Comparison of Model Predictive Control and Proximal Policy Optimization for a 1-DOF Helicopter System
Georg Schäfer, Jakob Rehrl, Stefan Huber, Simon Hirlaender
TL;DR
This paper evaluates three control strategies—PPO, MPC, and LQR/LQI—for a 1-DOF Quanser Aero 2 system to track pitch references. It provides a refined state-space representation for the RL setup and a rigorous evaluation protocol across dynamic metrics, computational cost, and real-world robustness. Experimentally, LQR achieves the best steady-state accuracy, PPO delivers the fastest rise-time but with notable overshoot, and MPC offers robust constraint-handling at higher computational expense; transfer learning helps PPO bridge simulation-to-real gaps. The findings inform controller selection by trade-off: LQR for precision, MPC for constraints, and PPO for fast, adaptable response, with future work aimed at improving PPO robustness and exploring hybrid or data-efficient RL approaches for multi-DOF extensions.
Abstract
This study conducts a comparative analysis of Model Predictive Control (MPC) and Proximal Policy Optimization (PPO), a Deep Reinforcement Learning (DRL) algorithm, applied to a 1-Degree of Freedom (DOF) Quanser Aero 2 system.

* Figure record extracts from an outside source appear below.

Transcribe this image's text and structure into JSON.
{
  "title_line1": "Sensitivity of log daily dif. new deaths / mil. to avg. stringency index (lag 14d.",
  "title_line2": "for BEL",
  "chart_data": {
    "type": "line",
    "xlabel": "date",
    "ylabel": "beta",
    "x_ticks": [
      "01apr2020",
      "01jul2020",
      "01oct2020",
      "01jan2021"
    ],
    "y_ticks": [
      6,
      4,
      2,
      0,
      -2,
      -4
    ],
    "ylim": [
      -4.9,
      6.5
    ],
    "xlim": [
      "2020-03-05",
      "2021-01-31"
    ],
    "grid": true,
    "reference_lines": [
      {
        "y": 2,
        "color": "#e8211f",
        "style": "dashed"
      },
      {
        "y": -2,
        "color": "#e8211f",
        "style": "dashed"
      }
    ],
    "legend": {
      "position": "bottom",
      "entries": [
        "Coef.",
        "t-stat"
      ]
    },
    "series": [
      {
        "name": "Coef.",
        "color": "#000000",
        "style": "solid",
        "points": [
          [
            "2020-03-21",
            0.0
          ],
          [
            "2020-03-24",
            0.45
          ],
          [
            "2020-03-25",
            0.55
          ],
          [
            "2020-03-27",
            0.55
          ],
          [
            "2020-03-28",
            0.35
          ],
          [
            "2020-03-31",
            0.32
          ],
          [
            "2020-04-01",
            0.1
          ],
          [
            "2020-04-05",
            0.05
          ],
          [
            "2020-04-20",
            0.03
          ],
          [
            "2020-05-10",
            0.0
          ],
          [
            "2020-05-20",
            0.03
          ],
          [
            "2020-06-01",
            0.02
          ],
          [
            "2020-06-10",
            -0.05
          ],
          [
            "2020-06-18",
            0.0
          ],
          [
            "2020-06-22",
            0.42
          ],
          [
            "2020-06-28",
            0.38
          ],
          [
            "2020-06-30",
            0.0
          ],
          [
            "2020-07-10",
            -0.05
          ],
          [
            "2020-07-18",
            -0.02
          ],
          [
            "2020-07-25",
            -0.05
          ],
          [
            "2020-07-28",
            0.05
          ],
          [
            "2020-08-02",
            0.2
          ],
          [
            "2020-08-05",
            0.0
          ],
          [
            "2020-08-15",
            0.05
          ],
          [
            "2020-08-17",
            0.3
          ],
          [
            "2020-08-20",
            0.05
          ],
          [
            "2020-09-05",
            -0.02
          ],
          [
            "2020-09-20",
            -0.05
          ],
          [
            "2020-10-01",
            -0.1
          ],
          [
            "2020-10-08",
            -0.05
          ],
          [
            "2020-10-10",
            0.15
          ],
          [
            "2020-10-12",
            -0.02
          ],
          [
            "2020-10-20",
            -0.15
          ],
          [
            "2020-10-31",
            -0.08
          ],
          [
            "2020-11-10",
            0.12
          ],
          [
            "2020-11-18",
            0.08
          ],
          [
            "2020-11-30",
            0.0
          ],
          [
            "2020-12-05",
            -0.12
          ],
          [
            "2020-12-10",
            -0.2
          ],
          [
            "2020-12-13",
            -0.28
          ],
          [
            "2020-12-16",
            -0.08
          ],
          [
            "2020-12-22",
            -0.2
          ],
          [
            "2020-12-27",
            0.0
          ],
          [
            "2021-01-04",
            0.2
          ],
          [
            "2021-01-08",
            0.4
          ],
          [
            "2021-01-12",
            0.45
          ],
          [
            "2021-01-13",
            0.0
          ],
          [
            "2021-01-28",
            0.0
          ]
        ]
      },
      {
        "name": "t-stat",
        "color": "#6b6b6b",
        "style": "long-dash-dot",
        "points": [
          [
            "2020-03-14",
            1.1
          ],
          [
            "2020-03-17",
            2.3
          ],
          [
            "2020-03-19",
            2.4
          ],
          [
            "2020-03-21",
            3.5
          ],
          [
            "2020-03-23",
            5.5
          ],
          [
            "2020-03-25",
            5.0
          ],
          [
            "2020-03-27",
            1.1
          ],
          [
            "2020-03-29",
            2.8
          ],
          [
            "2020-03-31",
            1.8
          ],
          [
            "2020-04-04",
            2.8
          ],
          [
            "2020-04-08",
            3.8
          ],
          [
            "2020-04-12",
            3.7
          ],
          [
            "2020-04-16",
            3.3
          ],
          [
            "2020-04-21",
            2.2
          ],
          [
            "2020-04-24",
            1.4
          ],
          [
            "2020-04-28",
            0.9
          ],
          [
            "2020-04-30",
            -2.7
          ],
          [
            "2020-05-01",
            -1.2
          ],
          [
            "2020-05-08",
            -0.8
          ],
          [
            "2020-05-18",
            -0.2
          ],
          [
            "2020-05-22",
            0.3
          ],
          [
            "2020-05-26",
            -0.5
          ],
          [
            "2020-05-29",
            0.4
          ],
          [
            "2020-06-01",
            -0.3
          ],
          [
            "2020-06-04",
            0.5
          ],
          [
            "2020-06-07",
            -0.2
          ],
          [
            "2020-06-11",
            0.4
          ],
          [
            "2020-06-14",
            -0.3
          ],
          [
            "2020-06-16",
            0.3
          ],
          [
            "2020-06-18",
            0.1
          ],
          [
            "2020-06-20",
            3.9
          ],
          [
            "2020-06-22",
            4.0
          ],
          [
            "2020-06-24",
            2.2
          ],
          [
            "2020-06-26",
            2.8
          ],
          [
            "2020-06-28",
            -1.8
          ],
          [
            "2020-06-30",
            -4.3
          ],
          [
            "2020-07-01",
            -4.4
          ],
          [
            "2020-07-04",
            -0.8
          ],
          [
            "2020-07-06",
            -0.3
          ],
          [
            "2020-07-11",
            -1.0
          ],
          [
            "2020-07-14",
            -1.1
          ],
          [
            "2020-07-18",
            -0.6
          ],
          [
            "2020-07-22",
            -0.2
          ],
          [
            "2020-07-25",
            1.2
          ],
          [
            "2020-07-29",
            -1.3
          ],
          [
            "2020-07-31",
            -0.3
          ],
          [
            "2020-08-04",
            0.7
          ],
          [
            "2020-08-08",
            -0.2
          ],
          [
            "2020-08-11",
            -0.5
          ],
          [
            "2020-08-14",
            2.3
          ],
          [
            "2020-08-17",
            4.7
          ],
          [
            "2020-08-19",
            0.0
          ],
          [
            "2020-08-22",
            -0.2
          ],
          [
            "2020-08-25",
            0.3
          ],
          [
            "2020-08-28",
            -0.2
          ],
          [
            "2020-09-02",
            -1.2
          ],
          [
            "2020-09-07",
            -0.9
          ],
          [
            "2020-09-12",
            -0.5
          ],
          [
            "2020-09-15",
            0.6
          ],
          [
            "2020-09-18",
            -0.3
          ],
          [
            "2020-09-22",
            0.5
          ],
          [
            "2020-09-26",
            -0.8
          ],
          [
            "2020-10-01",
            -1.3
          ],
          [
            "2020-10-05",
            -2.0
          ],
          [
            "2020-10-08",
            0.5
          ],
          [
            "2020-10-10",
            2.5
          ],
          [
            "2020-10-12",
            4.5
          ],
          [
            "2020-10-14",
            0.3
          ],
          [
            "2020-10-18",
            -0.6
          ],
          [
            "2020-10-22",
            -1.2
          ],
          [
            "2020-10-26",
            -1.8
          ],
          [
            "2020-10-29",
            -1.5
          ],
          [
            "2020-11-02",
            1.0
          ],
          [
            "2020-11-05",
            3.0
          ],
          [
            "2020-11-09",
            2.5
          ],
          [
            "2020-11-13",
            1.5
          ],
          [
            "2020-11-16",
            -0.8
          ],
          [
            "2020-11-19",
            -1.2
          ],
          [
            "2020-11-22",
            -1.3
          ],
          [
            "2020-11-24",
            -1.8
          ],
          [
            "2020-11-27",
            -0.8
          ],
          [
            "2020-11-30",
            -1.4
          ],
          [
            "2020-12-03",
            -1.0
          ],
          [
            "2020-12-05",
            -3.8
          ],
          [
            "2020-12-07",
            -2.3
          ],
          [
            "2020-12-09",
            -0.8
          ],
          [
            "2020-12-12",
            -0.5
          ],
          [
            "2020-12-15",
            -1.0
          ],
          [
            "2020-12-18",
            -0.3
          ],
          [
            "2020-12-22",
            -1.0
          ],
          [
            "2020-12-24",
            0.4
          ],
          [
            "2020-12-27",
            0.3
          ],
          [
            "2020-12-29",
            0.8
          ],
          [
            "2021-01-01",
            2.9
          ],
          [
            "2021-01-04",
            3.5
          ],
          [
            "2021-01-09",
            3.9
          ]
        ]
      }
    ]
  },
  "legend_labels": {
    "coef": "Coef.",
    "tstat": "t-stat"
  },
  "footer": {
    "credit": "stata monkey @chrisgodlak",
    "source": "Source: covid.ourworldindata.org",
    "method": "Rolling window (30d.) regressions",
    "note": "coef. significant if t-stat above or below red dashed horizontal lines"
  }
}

Classical control techniques such as MPC and Linear Quadratic Regulator (LQR) are widely used due to their theoretical foundation and practical effectiveness. However, with advancements in computational techniques and machine learning, DRL approaches like PPO have gained traction in solving optimal control problems through environment interaction. This paper systematically evaluates the dynamic response characteristics of PPO and MPC, comparing their performance, computational resource consumption, and implementation complexity. Experimental results show that while LQR achieves the best steady-state accuracy, PPO excels in rise-time and adaptability, making it a promising approach for applications requiring rapid response and adaptability. Additionally, we have established a baseline for future RL-related research on this specific testbed. We also discuss the strengths and limitations of each control strategy, providing recommendations for selecting appropriate controllers for real-world scenarios.